Friday, Apr. 26, 2024

Latta tours area farms, talks Farm Bill

DAVE MOSIER/independent editor

U.S. Representative Bob Latta was in Van Wert County to talk with farmers and find out their concerns. What Latta, whose 14-county district includes the largest number of farmers in Ohio, found was optimism about this year’s crops, but some real concerns about what is happening — or not happening — in Washington.

U.S. Representative Bob Latta (left) talks with Kevin and Mike Heffelfinger at their Greenville Road farm. (Dave Mosier/Van Wert independent)
U.S. Representative Bob Latta (left) talks with Kevin and Mike Heffelfinger at their Greenville Road farm. (Dave Mosier/Van Wert independent)

Latta, who has farming roots from both his and his wife’s families, toured agribusiness operations in Van Wert and Mercer County on Friday, starting out with the Bonifas farm near Venedocia Friday morning, and following with Mike and Kevin Heffelfinger’s farming operation on Greenville Road south of Van Wert. He later toured the Mercer Landmark operation in Rockford, as well as Boeckman Farms in Mercer County.

At the Heffelinger farm, the congressman talked to both Heffelfingers, who have a farming operation that originated in the 1850s; Mike Heffelfinger’s wife, Kendra, who works for AgCredit; Mercer Landmark agronomist Randy Roe; and Mike Schumm, who operates a grain and livestock operation that straddles the Van Wert-Mercer County line.

While Mike Heffelfinger said this year’s corn and soybean crops look “very promising”, he also added that farmers he talks to as a board member of the Ohio Soybean Association have some real concerns related to the failure of Congress to pass a new Farm Bill. Heffelfinger also talked about the impact of increased federal regulations on agriculture.

The main concern of farmers, Heffelfinger said, is not direct payments, which he said most farmers could live without, but crop insurance programs.

While progress on the Farm Bill has been sluggish, Latta said he talked to House Agriculture Committee Chair Frank Lucas right before he left Washington, noting that Lucas said his committee was working on the bill, but that progress was slow at this point.

“We need a new Farm Bill because we want to get rid of things like direct payments,” Latta said, adding that the bill would also provide $20 billion worth of cuts on the agriculture side and another $20 billion in food and nutrition program cuts.

Much of the problem with the Farm Bill lies in the fact that only about 20 percent of the bill actually deals with agribusiness concerns, with the remaining 80 percent concerned with food and nutrition issues, mostly dealing with the federal food stamp program.

While Latta noted that combining agriculture and food and nutrition back in 1973 was seen as a way to get urban support for rural farming operations, but the fact that only about 1 percent of Ohioans now work on farms has created a problem for farming interests.

Mike Heffelfinger said the increased federal regulations were making it more difficult, and more expensive, to farm — a situation that has impacted the bottom line of farmers and other agribusiness operations in Ohio and around the country.

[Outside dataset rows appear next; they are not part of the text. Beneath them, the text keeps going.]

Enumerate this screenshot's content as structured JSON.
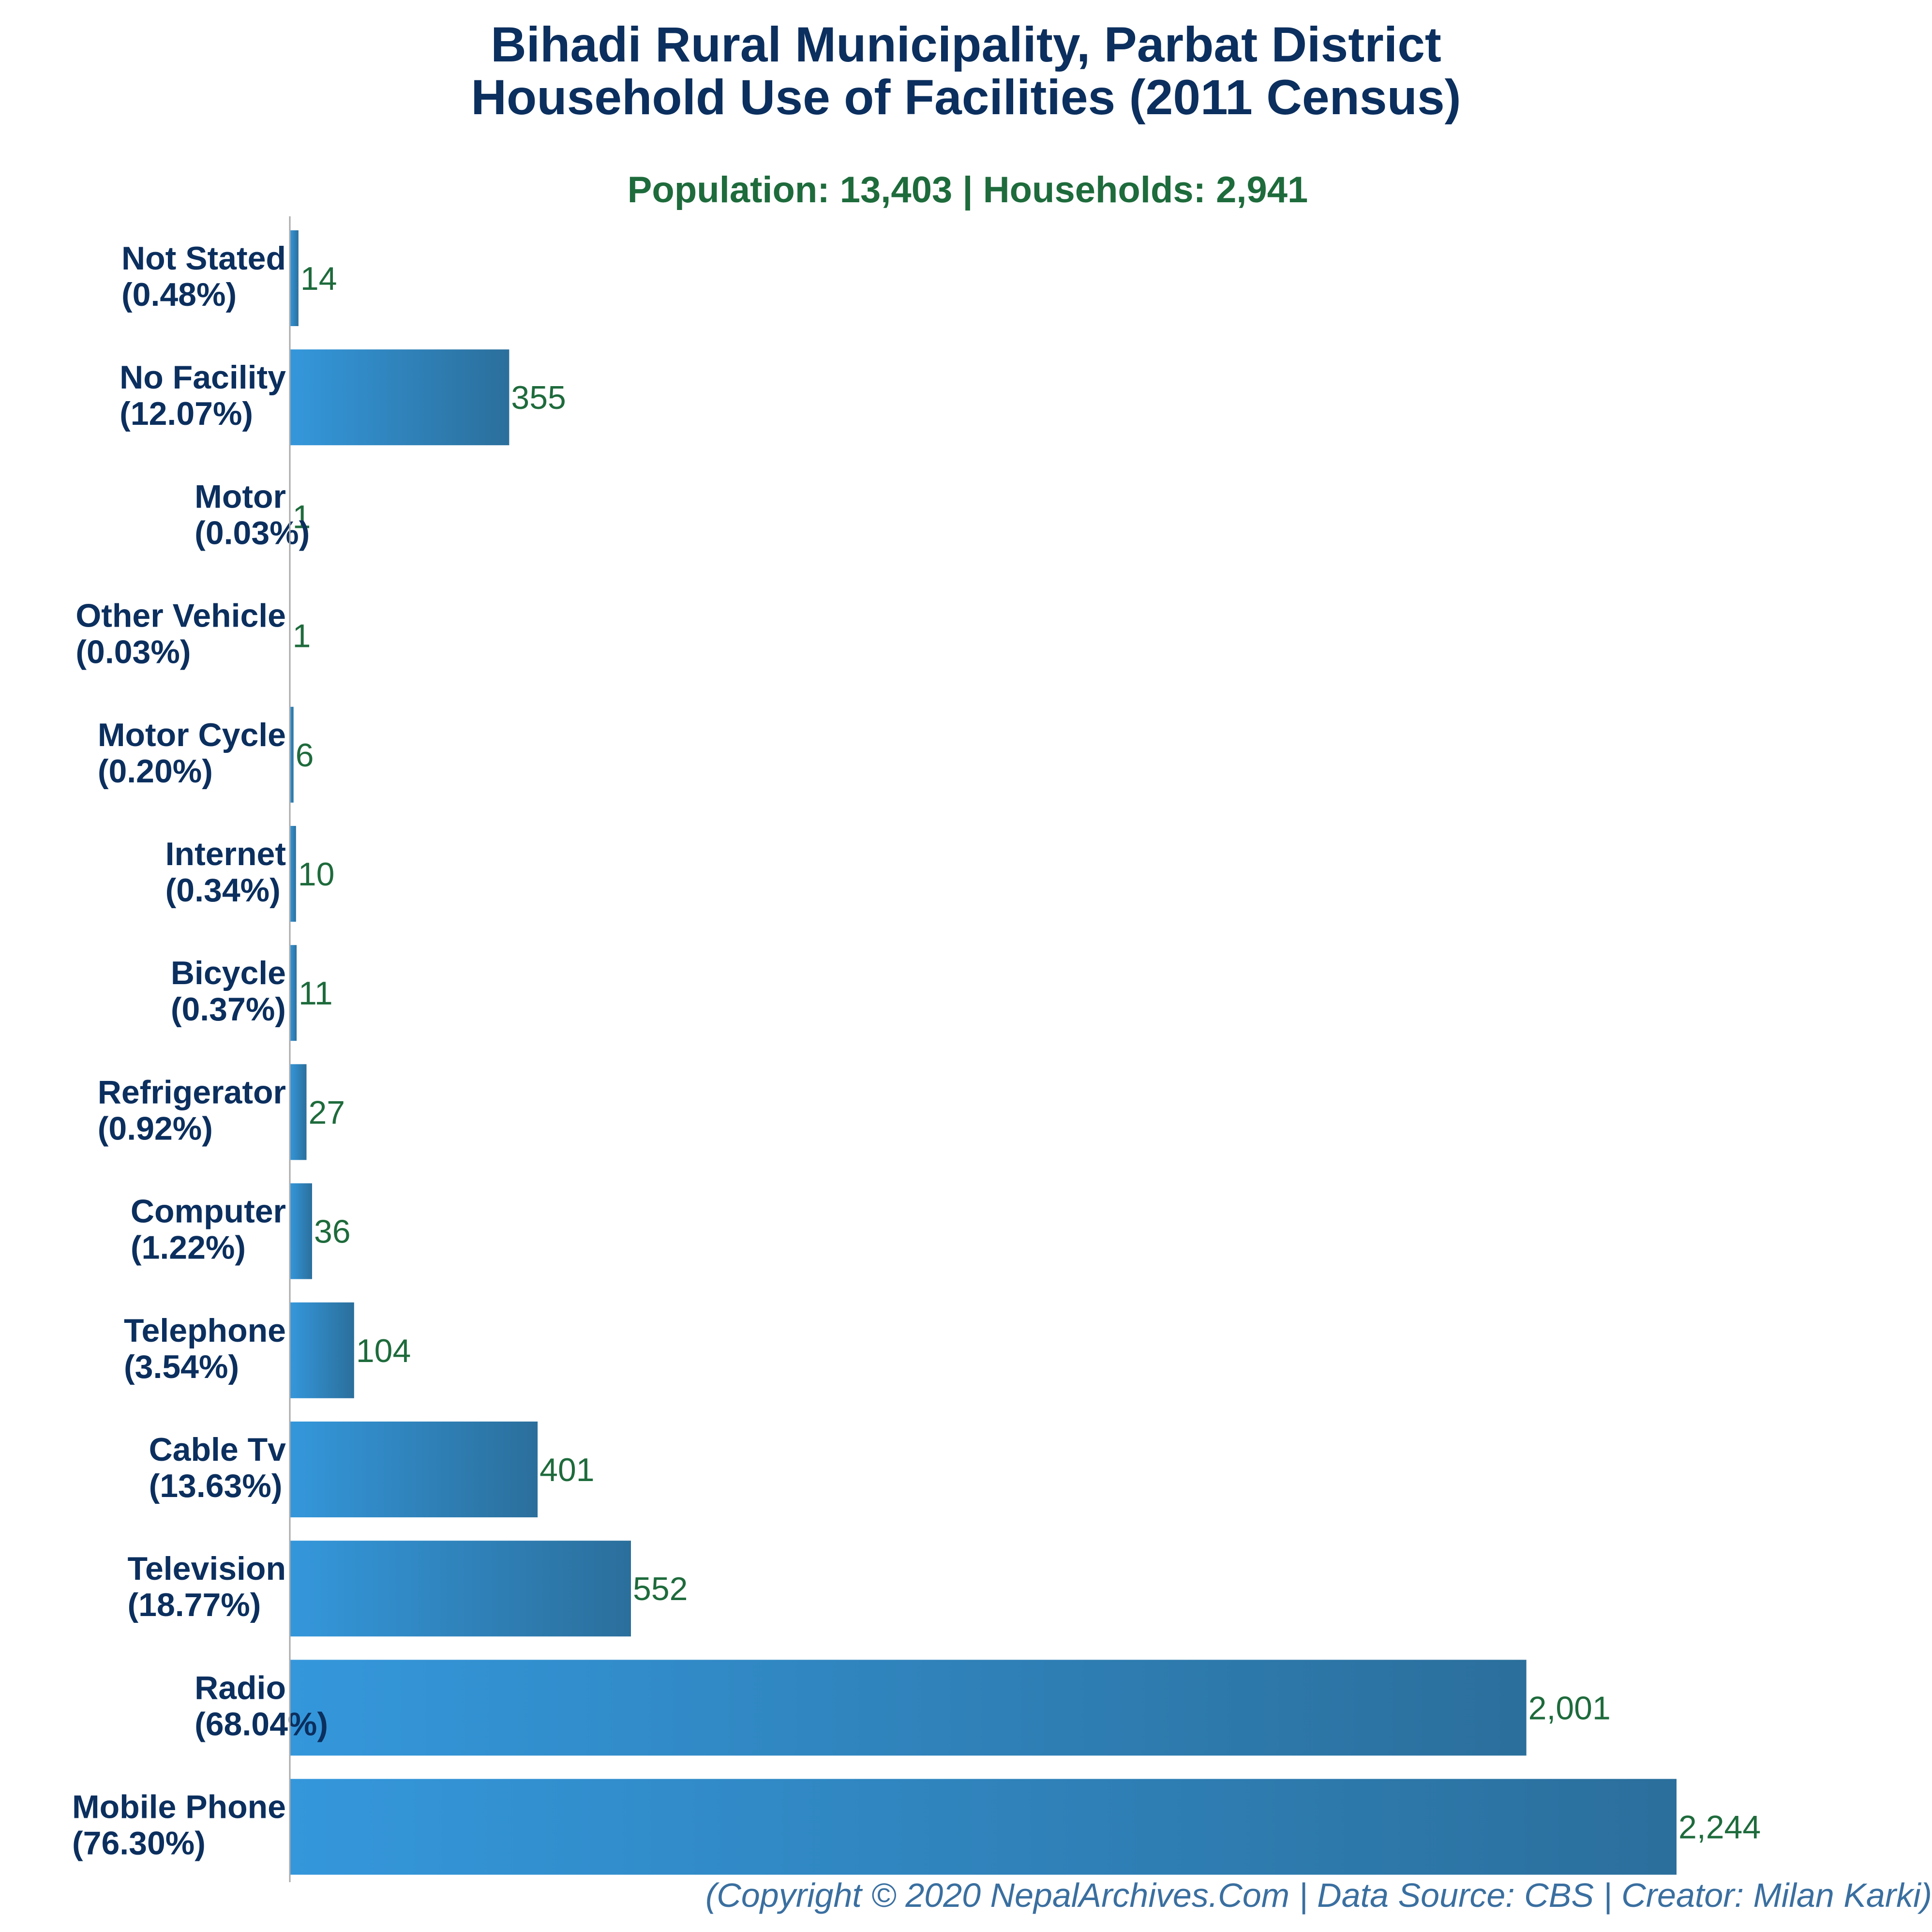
{
  "chart_data": {
    "type": "bar",
    "orientation": "horizontal",
    "title": [
      "Bihadi Rural Municipality, Parbat District",
      "Household Use of Facilities (2011 Census)"
    ],
    "subtitle": "Population: 13,403 | Households: 2,941",
    "categories": [
      {
        "name": "Not Stated",
        "percent": "(0.48%)"
      },
      {
        "name": "No Facility",
        "percent": "(12.07%)"
      },
      {
        "name": "Motor",
        "percent": "(0.03%)"
      },
      {
        "name": "Other Vehicle",
        "percent": "(0.03%)"
      },
      {
        "name": "Motor Cycle",
        "percent": "(0.20%)"
      },
      {
        "name": "Internet",
        "percent": "(0.34%)"
      },
      {
        "name": "Bicycle",
        "percent": "(0.37%)"
      },
      {
        "name": "Refrigerator",
        "percent": "(0.92%)"
      },
      {
        "name": "Computer",
        "percent": "(1.22%)"
      },
      {
        "name": "Telephone",
        "percent": "(3.54%)"
      },
      {
        "name": "Cable Tv",
        "percent": "(13.63%)"
      },
      {
        "name": "Television",
        "percent": "(18.77%)"
      },
      {
        "name": "Radio",
        "percent": "(68.04%)"
      },
      {
        "name": "Mobile Phone",
        "percent": "(76.30%)"
      }
    ],
    "values": [
      14,
      355,
      1,
      1,
      6,
      10,
      11,
      27,
      36,
      104,
      401,
      552,
      2001,
      2244
    ],
    "value_labels": [
      "14",
      "355",
      "1",
      "1",
      "6",
      "10",
      "11",
      "27",
      "36",
      "104",
      "401",
      "552",
      "2,001",
      "2,244"
    ],
    "xlim": [
      0,
      2244
    ],
    "grid": false,
    "legend": "none",
    "colors": {
      "bar_light": "#3497db",
      "bar_dark": "#2b6f9c",
      "title": "#0b2f5e",
      "subtitle": "#1e6b3c",
      "value_label": "#1e6b3c",
      "footer": "#3a6fa0",
      "axis": "#aaaaaa"
    }
  },
  "footer": "(Copyright © 2020 NepalArchives.Com | Data Source: CBS | Creator: Milan Karki)"
}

Schumm, whose family farming operation began in 1838, also talked about the need for immigration reform, noting that there are a number of farming operations, mostly in the food gathering and food processing areas, that rely on immigrant workers.

Latta said federal regulations are a huge problem, not only for farmers, but for all U.S. businesses. “There are $1.8 billion of regulations on businesses, individuals and farmers in this country,” he said, adding, “And people wonder why sometimes things get more expensive.”

As an example of excessive regulation, Latta talked about a federal regulation related to child labor proposed 18 months ago that would have prevented the children of farmers from working on their family farms.

“If it wasn’t for the American farmer mobilizing, they would have got that rule pushed on America,” Latta said, noting that implementing the regulation would have greatly increased costs for farmers, while also threatening the continuation of the family farm.

Moreover, while he commended area farmers for their ability to produce food inexpensively, Latta said that situation could change if Washington doesn’t curb unnecessary regulations.

The congressman also noted that more has to be done to show federal legislators how important farming is to the U.S. economy, adding that a country that can’t produce its own food will soon become irrelevant to the rest of the world.